The major reason why they don’t wear the mask is simply that they can be very uncomfortable breathing while wearing it. AI-driven masks automatically adjust the trade-off between the filtering efficiency and comfortability to satisfy the users’ dynamic condition and enviornment change. The adaptable face masks are expected to help more people wear masks regularly and potentially reduce the spread of COVID-19.
Image Credit: Drazen Zigic/Shutterstock.com
What further research needs to be carried out before these personalized facemasks can be readily available?
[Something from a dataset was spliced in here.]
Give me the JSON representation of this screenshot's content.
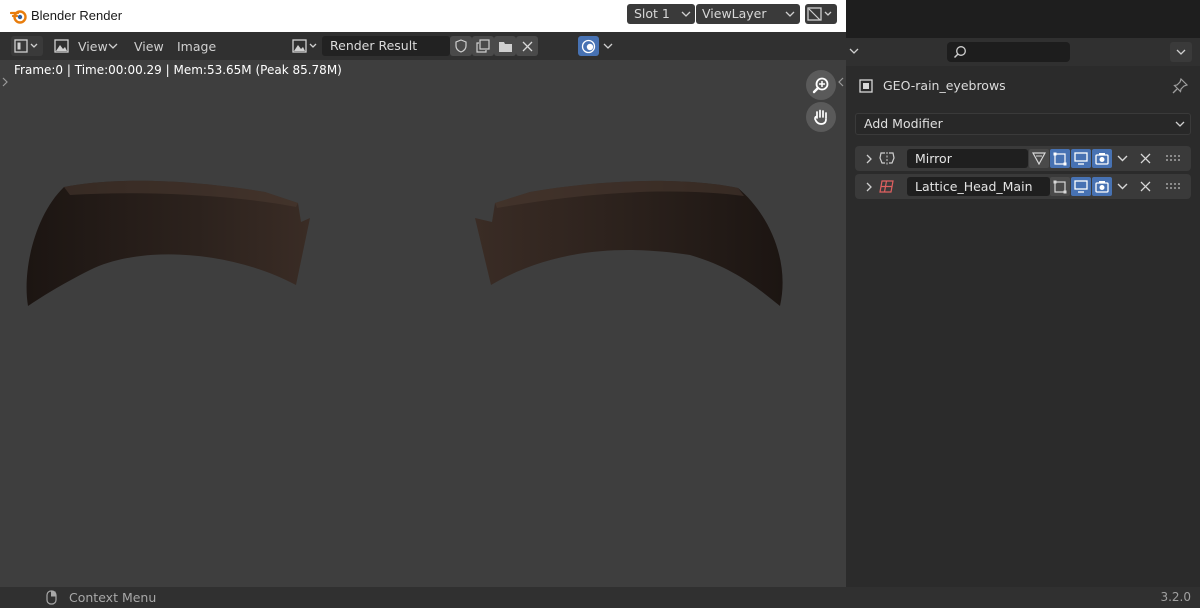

Miniaturization of the mask and to shed light on the use of the face mask in the market. Technological advancements often tend to hide the technology itself from our sight. Light enough, small enough, and therefore oblivious technologies, can offer pure utility on their own without distracting the user. This philosophy is leading our team to discover further various engineering options to minimize the entire system and improve the user experience.
What are the next steps in your research?
Together with the miniaturization, we are trying to discover various elastic materials to endow next-level functionality to the stretchable air filter, one key part of our system. For example, we may make an air filter that can generate even a small amount of electricity as a result of the mechanical modulation of the air filter.
Or, we may focus on self-healable materials to enhance the long-term usability and mechanical stability of the stretchable air filter. Most of all, we are expecting active cooperation with medical experts from every corner of the globe to transfer our technology to the industry.
Where can readers find more information?
More detailed information on the AI-driven smart face mask can be found in the recent publication
“Dynamic Pore Modulation of Stretchable Air Filter for Machined Learned Adaptive Respiratory Protection”, ACS Nano, in press, 2021. [doi/10.1021/acsnano.1c06204]
A further related study from our group on the transparent and reusable filter can be found in our previous publication “High Efficiency, Transparent, Reusable and Active PM2.5 Filters by Hierarchical Ag Nanowire Percolation Network”, Nano Letters, 17, 4339-4346, 2017. [doi/10.1021/acs.nanolett.7b01404]
About Professor Seung Hwan Ko
Seung Hwan Ko is a professor in Applied Nano & Thermal Science (ANTS) Lab, Mechanical Engineering department., Seoul National University, Korea. Before joining Seoul National University, he had been a faculty at KAIST, Korea since 2009. He received his Ph.D. degree in mechanical engineering from UC Berkeley in 2006.
He worked as a postdoc at UC Berkeley until 2009. His current research interests are functional filters (variable pore filter, transparent filter, reusable filter, stretchable filter, antibacterial filter), wearable electronics, stretchable/flexible electronics, VR/AR technologies.